The waters they sought to protect, says Lehr, were “an El Dorado for fishing fleets of many nations.” A 2006 study published in the journal Science predicted that the current rate of commercial fishing would virtually empty the world’s oceanic stocks by 2050. Yet, Somalia’s seas still offer a particularly fertile patch for tuna, sardines and mackerel, and other lucrative species of seafood, including lobsters and sharks. In other parts of the Indian Ocean region, such as the Persian Gulf, fishermen resort to dynamite and other extreme measures to pull in the kinds of catches that are still in abundance off the Horn of Africa.
High-seas trawlers from countries as far flung as South Korea, Japan and Spain have operated down the Somali coast, often illegally and without licenses, for the better part of two decades, the U.N. says. They often fly flags of convenience from sea-faring friendly nations like Belize and Bahrain, which further helps the ships skirt international regulations and evade censure from their home countries. Tsuma Charo of the Nairobi-based East African Seafarers Assistance Programme, which monitors Somali pirate attacks and liaises with the hostage takers and the captured crews, says “illegal trawling has fed the piracy problem.” In the early days of Somali piracy, those who seized trawlers without licenses could count on a quick ransom payment, since the boat owners and companies backing those vessels didn’t want to draw attention to their violation of international maritime law. This, Charo reckons, allowed the pirates to build up their tactical networks and whetted their appetite for bigger spoils.

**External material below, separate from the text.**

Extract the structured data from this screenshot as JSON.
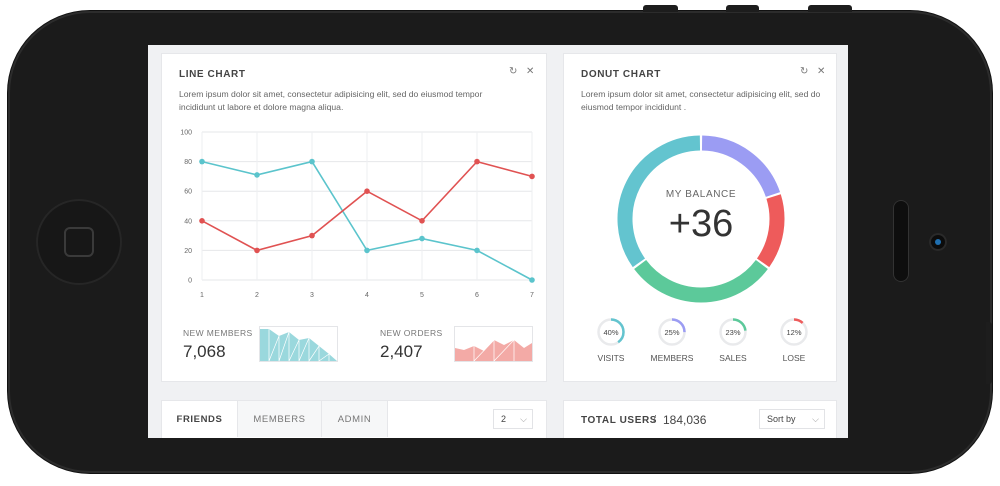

Beyond illegal fishing, foreign ships have also long been accused by local fishermen of dumping toxic and nuclear waste off Somalia’s shores. A 2005 United Nations Environmental Program report cited uranium radioactive and other hazardous deposits leading to a rash of respiratory ailments and skin diseases breaking out in villages along the Somali coast. According to the U.N., at the time of the report, it cost $2.50 per ton for a European company to dump these types of materials off the Horn of Africa, as opposed to $250 per ton to dispose of them cleanly in Europe.

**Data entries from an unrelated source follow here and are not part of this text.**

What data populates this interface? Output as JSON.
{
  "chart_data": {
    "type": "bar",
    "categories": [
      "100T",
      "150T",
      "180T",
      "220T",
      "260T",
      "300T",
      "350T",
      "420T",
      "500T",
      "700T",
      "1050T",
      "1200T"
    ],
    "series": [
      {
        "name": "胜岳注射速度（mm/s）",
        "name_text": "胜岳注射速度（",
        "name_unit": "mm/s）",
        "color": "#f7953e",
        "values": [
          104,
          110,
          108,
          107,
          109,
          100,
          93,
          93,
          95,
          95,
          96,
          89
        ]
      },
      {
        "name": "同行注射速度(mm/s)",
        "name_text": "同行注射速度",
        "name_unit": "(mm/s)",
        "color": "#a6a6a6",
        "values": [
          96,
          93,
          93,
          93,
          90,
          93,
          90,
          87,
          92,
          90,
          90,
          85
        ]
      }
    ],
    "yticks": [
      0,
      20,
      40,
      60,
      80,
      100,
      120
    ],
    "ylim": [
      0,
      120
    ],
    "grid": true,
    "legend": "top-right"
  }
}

Monitoring and combating any of these misdeeds is next to impossible Somalia’s current government can barely find its feet in the wake of the 2006 U.S.-backed Ethiopian invasion. And many Somalis, along with outside observers, suspect local officials in Mogadishu and in ports in semi-autonomous Puntland further north of accepting bribes from foreign fishermen as well as from pirate elders. U.N. monitors in 2005 and 2006 suggested an embargo on fish taken from Somali waters, but their proposals were shot down by members of the Security Council.
In the meantime, Somali piracy has metastasized into the country’s only boom industry. Most of the pirates, observers say, are not former fishermen, but just poor folk seeking their fortune. Right now, they hold 18 cargo ships and some 300 sailors hostage the work of a sophisticated and well-funded operation. A few pirates have offered testimony to the international press a headline in Thursday’s Times of London read, “They stole our lobsters: A Somali pirate tells his side of the story” but Lehr and other Somali experts express their doubts. “Nowadays,” Lehr says, “this sort of thing is just a cheap excuse.” The legacy of nearly twenty years of inaction and abuse, though, is far more costly.